The Workplace Safety and Insurance Act, 1997 governs the Ontario workers’ compensation system.
Fundamental to this system is a compromise in which workers give up the right to sue for their work-related injuries, irrespective of fault, in return for guaranteed compensation for accepted claims.
Employers receive protection from lawsuits in exchange for financing the program through premiums.
Employees cannot sue employers or most other employers for injuries occurring during employment, in most circumstances.
This system of collective liability provides compensation for injured workers and their families, while spreading individual costs among employers.

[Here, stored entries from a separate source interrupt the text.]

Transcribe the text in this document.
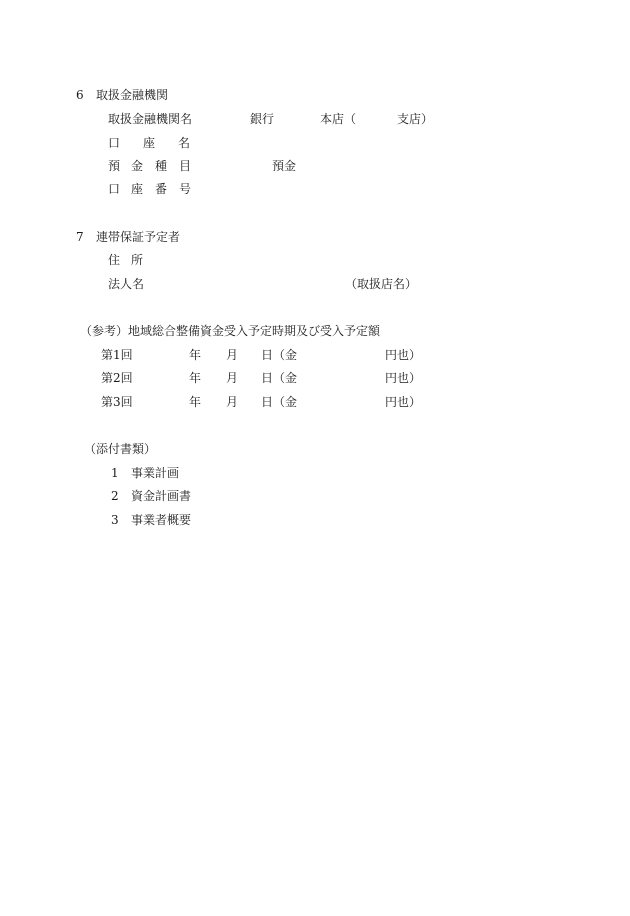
6 取扱金融機関
取扱金融機関名	銀行	本店（	支店）
口 座 名
預 金 種 目	預金
口 座 番 号
7 連帯保証予定者
住 所
法人名	（取扱店名）
（参考）地域総合整備資金受入予定時期及び受入予定額
第1回	年 月 日（金	円也）
第2回	年 月 日（金	円也）
第3回	年 月 日（金	円也）
（添付書類）
1 事業計画
2 資金計画書
3 事業者概要
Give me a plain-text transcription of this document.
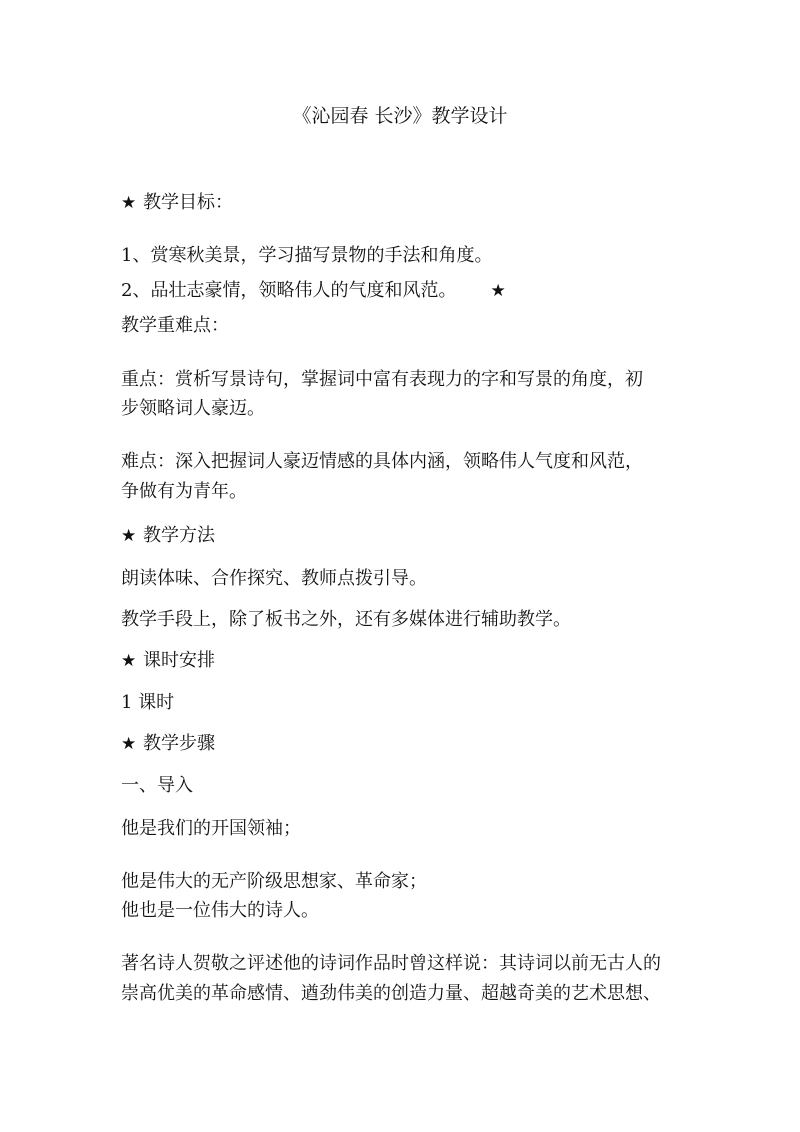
《沁园春 长沙》教学设计
★ 教学目标：
1、赏寒秋美景，学习描写景物的手法和角度。
2、品壮志豪情，领略伟人的气度和风范。 ★
教学重难点：
重点：赏析写景诗句，掌握词中富有表现力的字和写景的角度，初
步领略词人豪迈。
难点：深入把握词人豪迈情感的具体内涵，领略伟人气度和风范，
争做有为青年。
★ 教学方法
朗读体味、合作探究、教师点拨引导。
教学手段上，除了板书之外，还有多媒体进行辅助教学。
★ 课时安排
1 课时
★ 教学步骤
一、导入
他是我们的开国领袖；
他是伟大的无产阶级思想家、革命家；
他也是一位伟大的诗人。
著名诗人贺敬之评述他的诗词作品时曾这样说：其诗词以前无古人的
崇高优美的革命感情、遒劲伟美的创造力量、超越奇美的艺术思想、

It means that if an employee commences a lawsuit against its employer or other employer, that employer can have the lawsuit dismissed.
Here is how it works:
Section 13(1) of the WSIA, 1997 states that a worker who sustains a personal injury by accident, arising out of and in the course of his or her employment, is entitled to benefits under the insurance plan.
Section 28 of the WSIA, 1997 provides that a worker employed by a Schedule 1 employer is not entitled to commence an action against any Schedule 1 employer (or a Director, Executive Officer or a worker employed by any Schedule 1 employer) in respect of the worker’s injury. This protection from lawsuits is the trade-off for the compensation injured workers receive.
Section 27 of the WSIA, 1997 states that Section 28 applies with respect to a worker who sustains an injury that entitles him or her to benefits under the insurance plan. Therefore, this prevents workers who are entitled to benefits under the insurance plan from suing another employer who is also within the same Schedule 1.